Enhance Graph.update() and add whole-graph update tests by Andy-Jost · Pull Request #1843 · NVIDIA/cuda-python

Andy-Jost · 2026-03-31T18:25:13Z

Extend tests of the exsiting Graph.update function and refactor existing graph code in preparation for further work.

Summary

Extends Graph.update() to accept both GraphBuilder and GraphDef as sources, giving users flexibility to update instantiated graphs from either the stream-capture or explicit-graph API
Surfaces detailed CUgraphExecUpdateResultInfo on update failure (reason enum + docstring) instead of a generic CUDA_ERROR_GRAPH_EXEC_UPDATE_FAILURE
Splits the monolithic _graphdef.pyx (2000+ lines) into a _graph_def/ subpackage with three focused modules for maintainability
Reorganizes graph test files into thematic groups with module docstrings
Adds new tests for whole-graph update covering happy paths and error cases

Changes

cuda/core/_graph/_graph_builder.pyx: Refactored Graph.update() to dispatch on GraphBuilder vs GraphDef, call cuGraphExecUpdate with a CUgraphExecUpdateResultInfo struct, and raise a descriptive CUDAError on failure
cuda/core/_graph/_graph_def/: Split _graphdef.pyx into _graph_def.pyx (Condition, GraphAllocOptions, GraphDef), _graph_node.pyx (GraphNode base class and builder methods with GN_* inline helpers), and _subclasses.pyx (all concrete node subclasses).

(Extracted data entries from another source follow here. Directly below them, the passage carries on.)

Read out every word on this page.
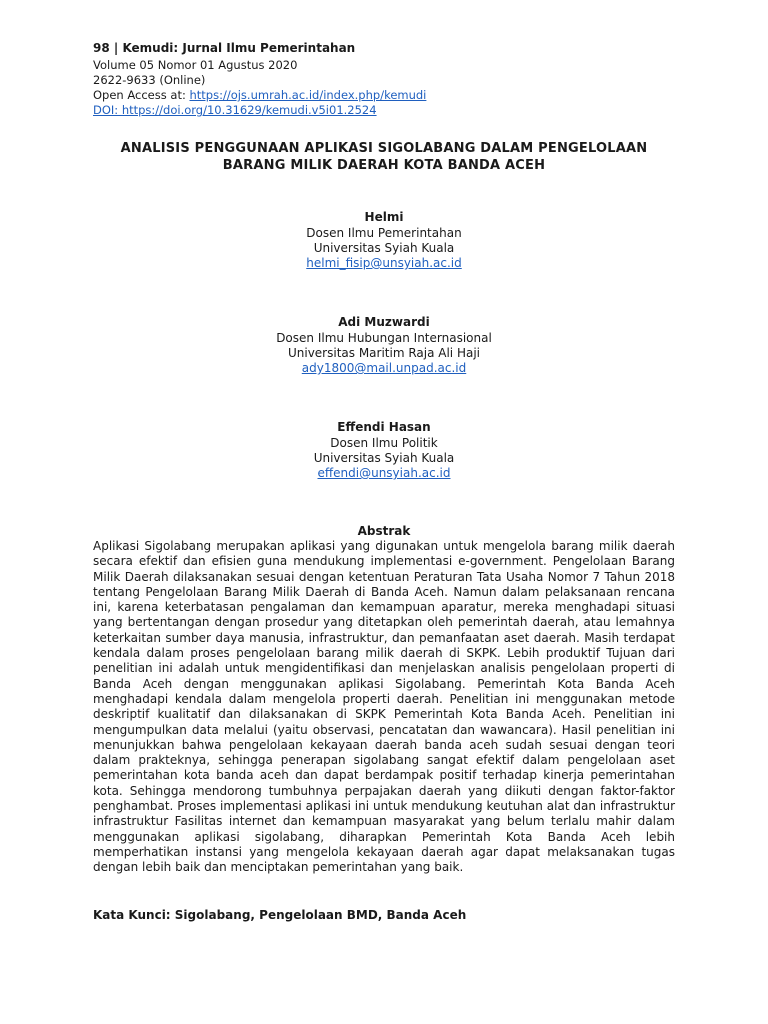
98 | Kemudi: Jurnal Ilmu Pemerintahan
Volume 05 Nomor 01 Agustus 2020
2622-9633 (Online)
Open Access at: https://ojs.umrah.ac.id/index.php/kemudi
DOI: https://doi.org/10.31629/kemudi.v5i01.2524
ANALISIS PENGGUNAAN APLIKASI SIGOLABANG DALAM PENGELOLAAN
BARANG MILIK DAERAH KOTA BANDA ACEH
Helmi
Dosen Ilmu Pemerintahan
Universitas Syiah Kuala
helmi_fisip@unsyiah.ac.id
Adi Muzwardi
Dosen Ilmu Hubungan Internasional
Universitas Maritim Raja Ali Haji
ady1800@mail.unpad.ac.id
Effendi Hasan
Dosen Ilmu Politik
Universitas Syiah Kuala
effendi@unsyiah.ac.id
Abstrak

Aplikasi Sigolabang merupakan aplikasi yang digunakan untuk mengelola barang milik daerah secara efektif dan efisien guna mendukung implementasi e-government. Pengelolaan Barang Milik Daerah dilaksanakan sesuai dengan ketentuan Peraturan Tata Usaha Nomor 7 Tahun 2018 tentang Pengelolaan Barang Milik Daerah di Banda Aceh. Namun dalam pelaksanaan rencana ini, karena keterbatasan pengalaman dan kemampuan aparatur, mereka menghadapi situasi yang bertentangan dengan prosedur yang ditetapkan oleh pemerintah daerah, atau lemahnya keterkaitan sumber daya manusia, infrastruktur, dan pemanfaatan aset daerah. Masih terdapat kendala dalam proses pengelolaan barang milik daerah di SKPK. Lebih produktif Tujuan dari penelitian ini adalah untuk mengidentifikasi dan menjelaskan analisis pengelolaan properti di Banda Aceh dengan menggunakan aplikasi Sigolabang. Pemerintah Kota Banda Aceh menghadapi kendala dalam mengelola properti daerah. Penelitian ini menggunakan metode deskriptif kualitatif dan dilaksanakan di SKPK Pemerintah Kota Banda Aceh. Penelitian ini mengumpulkan data melalui (yaitu observasi, pencatatan dan wawancara). Hasil penelitian ini menunjukkan bahwa pengelolaan kekayaan daerah banda aceh sudah sesuai dengan teori dalam prakteknya, sehingga penerapan sigolabang sangat efektif dalam pengelolaan aset pemerintahan kota banda aceh dan dapat berdampak positif terhadap kinerja pemerintahan kota. Sehingga mendorong tumbuhnya perpajakan daerah yang diikuti dengan faktor-faktor penghambat. Proses implementasi aplikasi ini untuk mendukung keutuhan alat dan infrastruktur infrastruktur Fasilitas internet dan kemampuan masyarakat yang belum terlalu mahir dalam menggunakan aplikasi sigolabang, diharapkan Pemerintah Kota Banda Aceh lebih memperhatikan instansi yang mengelola kekayaan daerah agar dapat melaksanakan tugas dengan lebih baik dan menciptakan pemerintahan yang baik.

Kata Kunci: Sigolabang, Pengelolaan BMD, Banda Aceh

Handle property annotations updated to use driver.* types consistently.
tests/graph/: Renamed test files to reflect their scope (test_graph_builder.py, test_graph_builder_conditional.py, test_graph_memory_resource.py, test_graph_update.py, test_graphdef*.py, test_device_launch.py); added module docstrings; moved tests to appropriate files
tests/graph/test_graph_update.py: Added parametrized test_graph_update_kernel_args (GraphBuilder + GraphDef), test_graph_update_conditional, test_graph_update_unfinished_builder, test_graph_update_topology_mismatch, test_graph_update_wrong_type

Test Coverage

Parametrized happy path: kernel-only graph updated with new pointer args, tested via both GraphBuilder and GraphDef
Conditional switch update: existing test (renamed) exercising topology-compatible conditional graph updates
Unfinished builder: ValueError when source GraphBuilder hasn't finished capturing
Topology mismatch: CUDAError with descriptive reason from CUgraphExecUpdateResultInfo
Wrong type: TypeError for invalid argument types

Related Work

Closes phase 1 of CUDA graph phase N - graph updates #1330 (CUDA graph updates)
Phase 2–4 will add edge mutation, node property setters, and exec-level node updates

Rename test files to reflect what they actually test: - test_basic -> test_graph_builder (stream capture tests) - test_conditional -> test_graph_builder_conditional - test_advanced -> test_graph_update (moved child_graph and stream_lifetime tests into test_graph_builder) - test_capture_alloc -> test_graph_memory_resource - test_explicit* -> test_graphdef* Made-with: Cursor

- Extend Graph.update() to accept both GraphBuilder and GraphDef sources - Surface CUgraphExecUpdateResultInfo details on update failure instead of a generic CUDA_ERROR_GRAPH_EXEC_UPDATE_FAILURE message - Release the GIL during cuGraphExecUpdate via nogil block - Add parametrized happy-path test covering both GraphBuilder and GraphDef - Add error-case tests: unfinished builder, topology mismatch, wrong type Made-with: Cursor

github-actions · 2026-03-31T18:41:47Z

Doc Preview CI
🚀 View preview at https://nvidia.github.io/cuda-python/pr-preview/pr-1843/
https://nvidia.github.io/cuda-python/pr-preview/pr-1843/cuda-core/
https://nvidia.github.io/cuda-python/pr-preview/pr-1843/cuda-bindings/
https://nvidia.github.io/cuda-python/pr-preview/pr-1843/cuda-pathfinder/
Preview will be ready when the GitHub Pages deployment is complete.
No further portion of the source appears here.